TABLE 8 level table of orthogonal experimental factors
| Level of | Initial concentration (mg/L) | Contact time (min) | pH value | Dosage (mg) |
| 1 | 20 | 30 | 5 | 3 |
| 2 | 25 | 60 | 6 | 5 |
| 3 | 30 | 90 | 7 | 7 |
TABLE 9 orthogonal experimental factors and levels
| Factors of the fact | Initial concentration | pH value | Contact time | Amount of addition | Adsorption |
| Experiment | |||||
| 1 | 1 | 1 | 1 | 1 | 71.6 |
| |
1 | 2 | 2 | 2 | 37.4 |
| |
1 | 3 | 3 | 3 | 57.75 |
| |
2 | 1 | 2 | 3 | 33.88 |
| |
2 | 2 | 3 | 1 | 41.24 |
| |
2 | 3 | 1 | 2 | 80.52 |
| |
3 | 1 | 3 | 2 | 38.5 |
| |
3 | 2 | 1 | 3 | 37.67 |
| |
3 | 3 | 2 | 1 | 38.27 |
| |
55.583 | 47.993 | 62.263 | 50.370 | — |
| |
51.880 | 38.770 | 36.517 | 51.140 | — |
| |
38.147 | 58.847 | 45.830 | 43.100 | — |
| Extreme difference | 17.436 | 20.077 | 26.746 | 9.040 | — |
TABLE 10 ANOVA TABLE
As can be seen from the results of the orthogonal experiment table, the order of the range difference values is as follows: contact time, pH value, initial concentration and adding amount; through range analysis and comprehensive consideration of production cost and feasibility analysis, the optimal adsorption process is preferably as follows: the initial concentration of total flavonoids in folium Psidii Guajavae is 20mg/L, pH is 7, contact time is 30min, and dosage is 5 mg.

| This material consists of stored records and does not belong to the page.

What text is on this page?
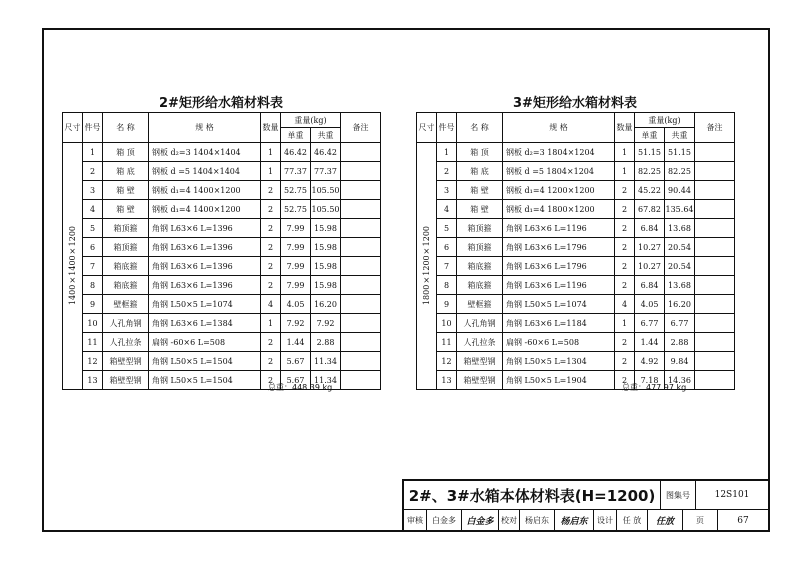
2#矩形给水箱材料表
尺寸	件号	名 称	规 格	数量	重量(kg)		备注
					单重	共重	

1400×1400×1200	1	箱 顶	钢板 d₂=3 1404×1404	1	46.42	46.42	
	2	箱 底	钢板 d =5 1404×1404	1	77.37	77.37	
	3	箱 壁	钢板 d₁=4 1400×1200	2	52.75	105.50	
	4	箱 壁	钢板 d₁=4 1400×1200	2	52.75	105.50	
	5	箱顶箍	角钢 L63×6 L=1396	2	7.99	15.98	
	6	箱顶箍	角钢 L63×6 L=1396	2	7.99	15.98	
	7	箱底箍	角钢 L63×6 L=1396	2	7.99	15.98	
	8	箱底箍	角钢 L63×6 L=1396	2	7.99	15.98	
	9	壁框箍	角钢 L50×5 L=1074	4	4.05	16.20	
	10	人孔角钢	角钢 L63×6 L=1384	1	7.92	7.92	
	11	人孔拉条	扁钢 -60×6 L=508	2	1.44	2.88	
	12	箱壁型钢	角钢 L50×5 L=1504	2	5.67	11.34	
	13	箱壁型钢	角钢 L50×5 L=1504	2	5.67	11.34	
总重：448.39 kg
3#矩形给水箱材料表
尺寸	件号	名 称	规 格	数量	重量(kg)		备注
					单重	共重	

1800×1200×1200	1	箱 顶	钢板 d₂=3 1804×1204	1	51.15	51.15	
	2	箱 底	钢板 d =5 1804×1204	1	82.25	82.25	
	3	箱 壁	钢板 d₁=4 1200×1200	2	45.22	90.44	
	4	箱 壁	钢板 d₁=4 1800×1200	2	67.82	135.64	
	5	箱顶箍	角钢 L63×6 L=1196	2	6.84	13.68	
	6	箱顶箍	角钢 L63×6 L=1796	2	10.27	20.54	
	7	箱底箍	角钢 L63×6 L=1796	2	10.27	20.54	
	8	箱底箍	角钢 L63×6 L=1196	2	6.84	13.68	
	9	壁框箍	角钢 L50×5 L=1074	4	4.05	16.20	
	10	人孔角钢	角钢 L63×6 L=1184	1	6.77	6.77	
	11	人孔拉条	扁钢 -60×6 L=508	2	1.44	2.88	
	12	箱壁型钢	角钢 L50×5 L=1304	2	4.92	9.84	
	13	箱壁型钢	角钢 L50×5 L=1904	2	7.18	14.36	
总重：477.97 kg
2#、3#水箱本体材料表(H=1200)	图集号	12S101
审核	白金多	白金多 校对	杨启东	杨启东	设计	任 放	任放	页	67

(a) And (3) dynamic data fitting:
TABLE 11 kinetic fitting parameters
As can be understood from FIG. 11 and Table 11, the linear effect of the second order kinetics is better than the first order kinetics as a result of fitting the adsorption data, where R is the fitted R of the second order kinetic model 2 The values are 0.9996, 0.9993 and 0.9987 respectively, and the experimentally measured value and the fitted value are not very different; the conclusion is that the second-order kinetic model is suitable for the process that the specific adsorption material of the total flavonoids in the guava leaves adsorbs the total flavonoids in the guava leaves, and belongs to chemical adsorption.
(b) Adsorption isotherm:
the experimentally measured data can be fitted using the Langmuir adsorption isotherm equation and Freundlich adsorption isotherm.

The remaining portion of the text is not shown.